Our further subgroup analysis found that elderly patients with BA prominent curvature were at a greater risk of PCI occurrence. Presumably, elderly patients have more vascular risk factors and are at higher risk of PCI in the presence of combined BA curvature. This could also explain why most patients with BA curvature are asymptomatic when they are young, and as they age and have increased risk factors for cerebrovascular diseases, these patients are at increased risk of developing PCI. Therefore, elderly patients with BA curvature should be closely monitored for the risk of PCI and given more stringent secondary prevention management. In addition, we found that good antiplatelet therapy adherence significantly reduced the risk of PCI occurrence. Thus, although most BA curvatures often do not require surgical intervention, these patients often have a comorbidity of multiple vascular risk factors or even multiple strokes, and may require more intensive management of antiplatelet agents to improve compliance with antiplatelet therapy and reduce the risk of PCI occurrence. Although cerebral hemorrhage occurred in 3 cases, all were in non-brainstem areas, which in turn suggests that antiplatelet therapy is relatively safe for patients with BA curvature or dolichosis and does not increase the risk of brainstem hemorrhage. If the patient has BA prominent curvature combined with BA ectasia, the risk of PCI and rupture hemorrhage may be both high. Endovascular treatment can even be indicated if necessary [20, 21].

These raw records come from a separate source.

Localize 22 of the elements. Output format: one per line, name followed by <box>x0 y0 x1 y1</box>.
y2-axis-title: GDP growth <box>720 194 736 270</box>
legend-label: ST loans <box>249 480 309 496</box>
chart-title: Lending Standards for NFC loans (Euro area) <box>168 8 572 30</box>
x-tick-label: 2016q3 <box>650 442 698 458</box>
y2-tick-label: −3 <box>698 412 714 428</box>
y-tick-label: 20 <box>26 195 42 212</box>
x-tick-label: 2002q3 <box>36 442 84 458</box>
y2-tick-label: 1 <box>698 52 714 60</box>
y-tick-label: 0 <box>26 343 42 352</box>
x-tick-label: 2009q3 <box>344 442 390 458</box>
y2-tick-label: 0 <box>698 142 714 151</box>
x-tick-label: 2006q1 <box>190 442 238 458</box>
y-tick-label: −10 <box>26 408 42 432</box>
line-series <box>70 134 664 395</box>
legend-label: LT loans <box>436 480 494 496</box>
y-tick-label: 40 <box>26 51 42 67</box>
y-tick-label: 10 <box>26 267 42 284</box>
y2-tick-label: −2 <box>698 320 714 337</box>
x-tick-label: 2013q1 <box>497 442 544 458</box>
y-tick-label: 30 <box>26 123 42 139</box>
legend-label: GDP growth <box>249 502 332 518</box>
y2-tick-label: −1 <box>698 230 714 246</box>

In this prospective cohort study, we used semi-quantitative and quantitative criteria to evaluate BA curvature severity, and our results provided compelling support that the severity of BA curvature was significantly associated with the risk of long-term PCI occurrence. Nevertheless, this study also has the following limitations to highlight. First, although patients with vertebrobasilar stenosis were excluded from this study, the presence of plaque at the entrance to the perforating artery was not clarified by high-resolution MRI (HR-MRI). A previous study showed that among the 17 patients without BA stenosis on MRA, HR-MRI found a BA plaque in 7 patients [22]. Therefore, no vascular stenosis does not mean any atherosclerotic plaque formation. Second, this is a single-center cohort study based on hospital patients with ACI. The predictors of PCI occurrence may not accurately reflect the general population due to the limitations of case selection bias. Third, as this study selected DWI-confirmed site-specific PCI as the endpoint event, posterior circulation transient ischemic attacks or possible DWI-negative PCI were not included. That is because we could not confirm whether these symptoms were associated with defined PCI occurrence. In addition, some patients with PCI may be asymptomatic or less symptomatic and do not consult to have their DWI examinations completed. Therefore, these may underestimate the real PCI occurrence rate.

Conclusion

In this prospective study, patients with BA prominent curvature may have a higher risk of PCI occurrence, especially in elderly patients, and therefore deserves more attention in clinical practice. Improving adherence to antiplatelet therapy can help reduce the risk of PCI occurrence.